Chaque jour, Sandrine Kouadio se rend dans près de 40 centres de sa communauté, connus sous le nom de « fumoirs », pour veiller sur la santé des femmes qu’elle considère comme ses « sœurs ». Sandrine est une ancienne consommatrice de drogues et elle fournit à présent des conseils, des services d’information sur le VIH, de prévention de la tuberculose et de santé sexuelle et procréative à d’autres femmes qui consomment des drogues à Abidjan, en Côte d'Ivoire. Les femmes courent un risque plus élevé de subir des violences ou d’être victimes de rejet social que les hommes en consommant des drogues. « Lorsque vous êtes une consommatrice de drogues, vous êtes dénigrée et rejetée parce que la consommation de drogues est associée à la prostitution et à la dépravation », explique Sandrine. « Chaque femme a le droit à la santé. C’est mon combat. Être capable de les aider me donne l’impression de naître à nouveau. »
« Les Hijras ont besoin d’amour. Nous sommes tous des survivants. Pour moi, c’est une mission d’aider les autres. »
Altaf Sheikh (à droite), qui vit avec le VIH, défend la communauté transgenre à Mumbai, en Inde. La communauté transgenre indienne, ou Hijras, est un groupe marginalisé dont les taux d’infection à VIH sont très élevés, plus de 15 fois plus que ceux de la population adulte générale en Inde. Ayant travaillé dans l’industrie du sexe, Altaf se souvient d’avoir souffert de la discrimination et du rejet social. « Lorsque j’ai découvert que j’avais contracté le VIH, personne n’était là avec moi. » Aujourd’hui, Altaf éduque ses pairs et mène des actions de proximité pour le programme Vihaan de soins et de prise en charge, une initiative dirigée par la communauté qui fonctionne avec le programme national indien de lutte contre le VIH. Altaf se rend chez les hijras et les accompagne pour réaliser leur test de dépistage du VIH. « Personne n’est plus seul à présent. »

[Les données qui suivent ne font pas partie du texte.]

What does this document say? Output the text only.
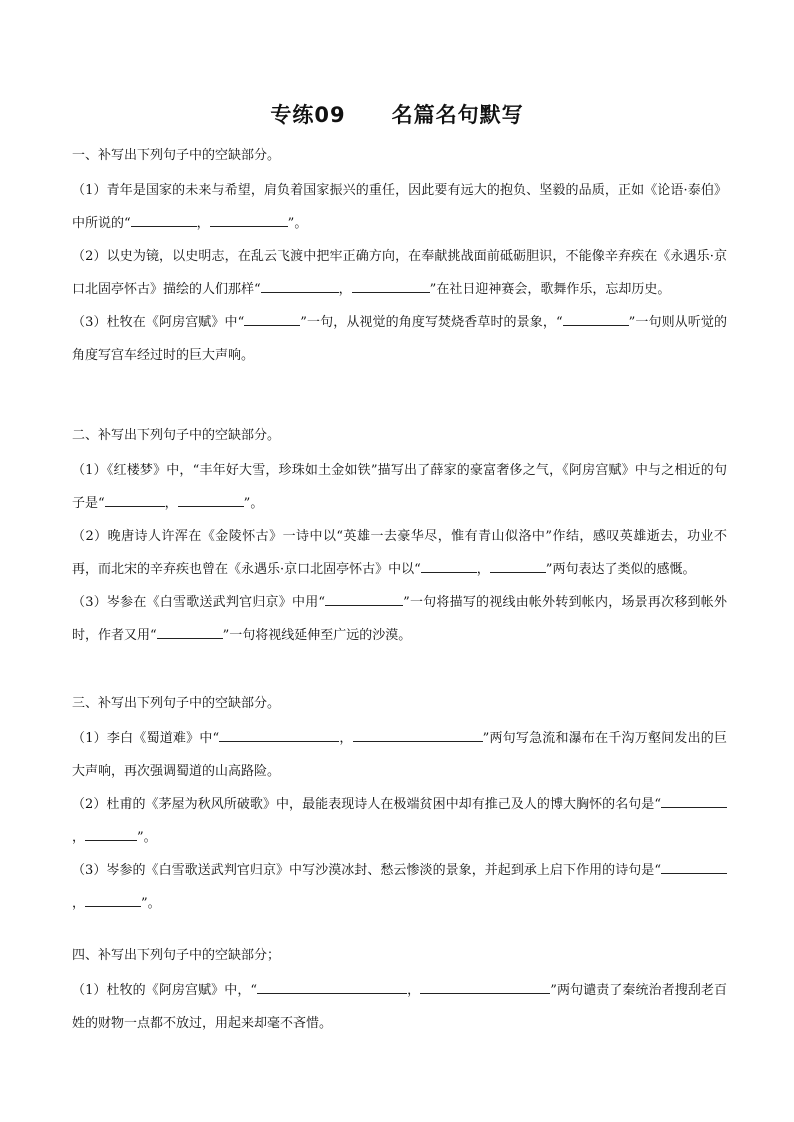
专练09 名篇名句默写
一、补写出下列句子中的空缺部分。

（1）青年是国家的未来与希望，肩负着国家振兴的重任，因此要有远大的抱负、坚毅的品质，正如《论语·泰伯》中所说的“	，	”。

（2）以史为镜，以史明志，在乱云飞渡中把牢正确方向，在奉献挑战面前砥砺胆识，不能像辛弃疾在《永遇乐·京口北固亭怀古》描绘的人们那样“	，	”在社日迎神赛会，歌舞作乐，忘却历史。

（3）杜牧在《阿房宫赋》中“	”一句，从视觉的角度写焚烧香草时的景象，“	”一句则从听觉的角度写宫车经过时的巨大声响。

二、补写出下列句子中的空缺部分。

（1）《红楼梦》中，“丰年好大雪，珍珠如土金如铁”描写出了薛家的豪富奢侈之气，《阿房宫赋》中与之相近的句子是“	，	”。

（2）晚唐诗人许浑在《金陵怀古》一诗中以“英雄一去豪华尽，惟有青山似洛中”作结，感叹英雄逝去，功业不再，而北宋的辛弃疾也曾在《永遇乐·京口北固亭怀古》中以“	，	”两句表达了类似的感慨。

（3）岑参在《白雪歌送武判官归京》中用“	”一句将描写的视线由帐外转到帐内，场景再次移到帐外时，作者又用“	”一句将视线延伸至广远的沙漠。

三、补写出下列句子中的空缺部分。

（1）李白《蜀道难》中“	，	”两句写急流和瀑布在千沟万壑间发出的巨大声响，再次强调蜀道的山高路险。

（2）杜甫的《茅屋为秋风所破歌》中，最能表现诗人在极端贫困中却有推己及人的博大胸怀的名句是“，	”。

（3）岑参的《白雪歌送武判官归京》中写沙漠冰封、愁云惨淡的景象，并起到承上启下作用的诗句是“，	”。

四、补写出下列句子中的空缺部分；

（1）杜牧的《阿房宫赋》中，“	，	”两句谴责了秦统治者搜刮老百姓的财物一点都不放过，用起来却毫不吝惜。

« Je crois que mon histoire peut briser le rejet social et la discrimination dans les communautés et je crois aussi qu’elle peut donner la force aux autres personnes vivant avec le VIH de ne rien lâcher. »

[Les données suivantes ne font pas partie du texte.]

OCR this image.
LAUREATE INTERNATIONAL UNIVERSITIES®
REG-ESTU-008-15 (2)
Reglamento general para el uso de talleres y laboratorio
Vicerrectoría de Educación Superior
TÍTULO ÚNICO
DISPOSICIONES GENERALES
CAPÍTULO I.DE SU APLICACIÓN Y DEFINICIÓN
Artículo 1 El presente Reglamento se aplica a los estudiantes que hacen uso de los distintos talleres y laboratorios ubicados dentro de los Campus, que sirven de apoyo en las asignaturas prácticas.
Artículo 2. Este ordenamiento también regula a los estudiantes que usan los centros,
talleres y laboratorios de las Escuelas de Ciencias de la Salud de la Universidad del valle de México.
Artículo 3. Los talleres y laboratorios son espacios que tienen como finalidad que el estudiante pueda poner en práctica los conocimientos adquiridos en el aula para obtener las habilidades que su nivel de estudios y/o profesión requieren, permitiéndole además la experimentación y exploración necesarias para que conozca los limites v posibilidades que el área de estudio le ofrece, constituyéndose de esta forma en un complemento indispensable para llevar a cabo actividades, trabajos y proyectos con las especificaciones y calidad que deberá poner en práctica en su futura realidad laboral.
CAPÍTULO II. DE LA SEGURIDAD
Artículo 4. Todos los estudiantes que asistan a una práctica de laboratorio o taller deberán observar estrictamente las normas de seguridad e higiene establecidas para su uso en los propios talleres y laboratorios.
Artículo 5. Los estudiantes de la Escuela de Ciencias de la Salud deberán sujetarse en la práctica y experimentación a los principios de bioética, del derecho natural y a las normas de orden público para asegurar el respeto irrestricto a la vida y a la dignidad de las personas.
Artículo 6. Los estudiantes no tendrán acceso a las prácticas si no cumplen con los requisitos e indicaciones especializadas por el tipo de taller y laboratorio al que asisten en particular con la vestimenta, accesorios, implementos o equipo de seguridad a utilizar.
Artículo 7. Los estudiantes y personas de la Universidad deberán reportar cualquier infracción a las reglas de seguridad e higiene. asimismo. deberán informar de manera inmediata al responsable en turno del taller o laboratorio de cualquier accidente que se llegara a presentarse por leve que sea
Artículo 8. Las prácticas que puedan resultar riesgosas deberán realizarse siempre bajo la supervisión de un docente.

Martha Clara Nakato avait 14 ans lorsqu'elle a appris qu’elle était née porteuse du VIH. D’abord prise de panique, elle s’est battue pour surmonter les fausses idées qui prévalaient dans sa communauté. « Que des gens vous adressent ces mots humiliants, qu’ils vous jugent, qu’ils vous reprochent de vivre avec le VIH a été la chose la plus difficile de ma vie », explique-t-elle. Aujourd’hui, Martha est militante et bénévole communautaire au sein du réseau ougandais des personnes vivant avec le VIH. Sa mission est d’éliminer la honte qui entoure le VIH. « Je pense que nous ne pouvons pas nous battre, nous ne pouvons pas non plus y mettre un terme si nous ne nous attaquons pas à l’humiliation que subissent les personnes vivant avec le VIH. »

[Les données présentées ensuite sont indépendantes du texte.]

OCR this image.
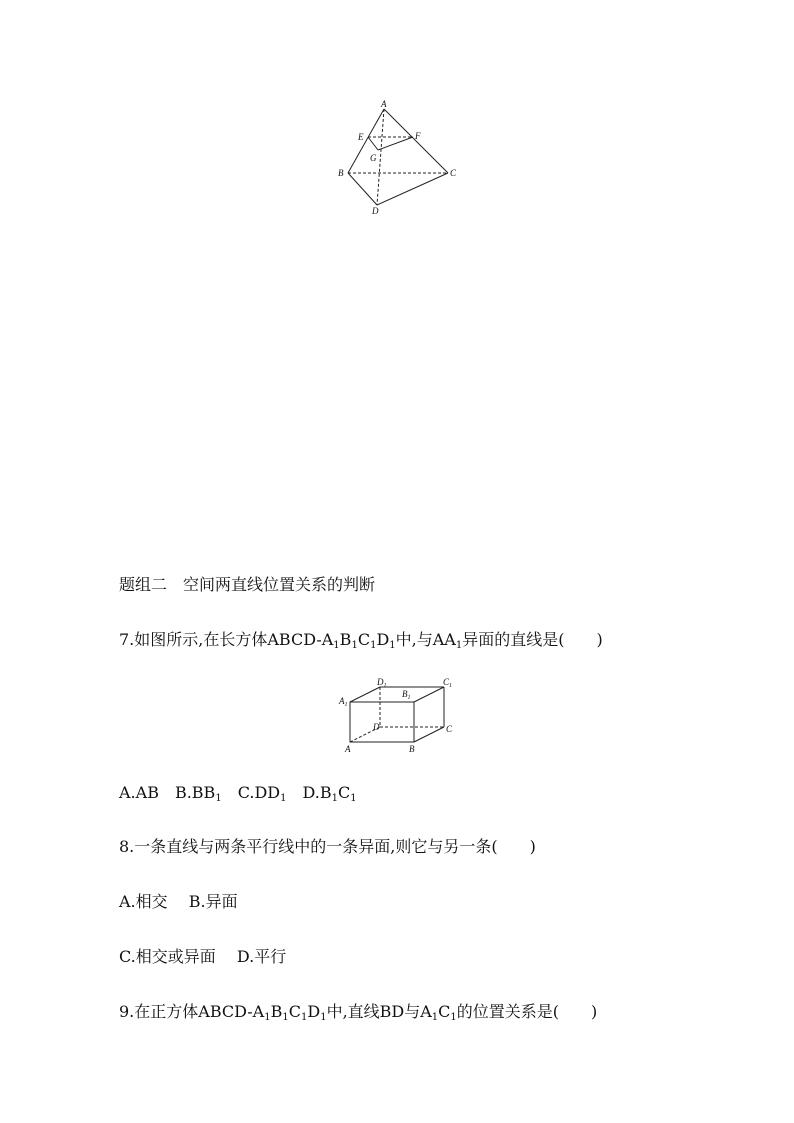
A
B	C
D
E	F
G
题组二　空间两直线位置关系的判断
7.如图所示,在长方体ABCD-$A_1B_1C_1D_1$中,与$AA_1$异面的直线是(　　)
A	B
C
D
$A_1$
$B_1$
$C_1$
$D_1$
A.AB　$B.BB_1$　$C.DD_1$　$D.B_1C_1$
8.一条直线与两条平行线中的一条异面,则它与另一条(　　)
A.相交　 B.异面
C.相交或异面　 D.平行
9.在正方体ABCD-$A_1B_1C_1D_1$中,直线BD与$A_1C_1$的位置关系是(　　)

« Nous devons retirer le facteur chance de l’équation et le remplacer par la justice. »
Connie Mudenda a perdu trois enfants à cause du VIH. « Le sida a pris mes trois enfants. J’ai perdu mes trois enfants parce que je n’ai pas eu de chance. » Après avoir découvert son statut sérologique, Connie s’est considérée chanceuse de pouvoir accéder à un traitement vital et elle a pu bénéficier de conseils et de soutien. Avec l’aide des organisations de santé communautaires, Connie a donné naissance en 2012 à une petite fille qui n’est pas porteuse du VIH. Elle est aujourd’hui une mère fière, une fervente défenseuse de la lutte contre la maladie, ainsi qu’une ambassadrice pour (RED), une organisation qui collabore avec les plus grandes marques mondiales pour recueillir des fonds et sensibiliser la population afin de mettre un terme au sida. Lors de la sixième Conférence de reconstitution des ressources du Fonds mondial à Lyon, en France, en octobre 2019, Connie a demandé au Président français Emmanuel Macron, aux chefs d’États et aux dirigeants de la santé mondiale de faire le nécessaire. « Nous devons retirer le facteur chance de l’équation et le remplacer par la justice », a-t-elle dit.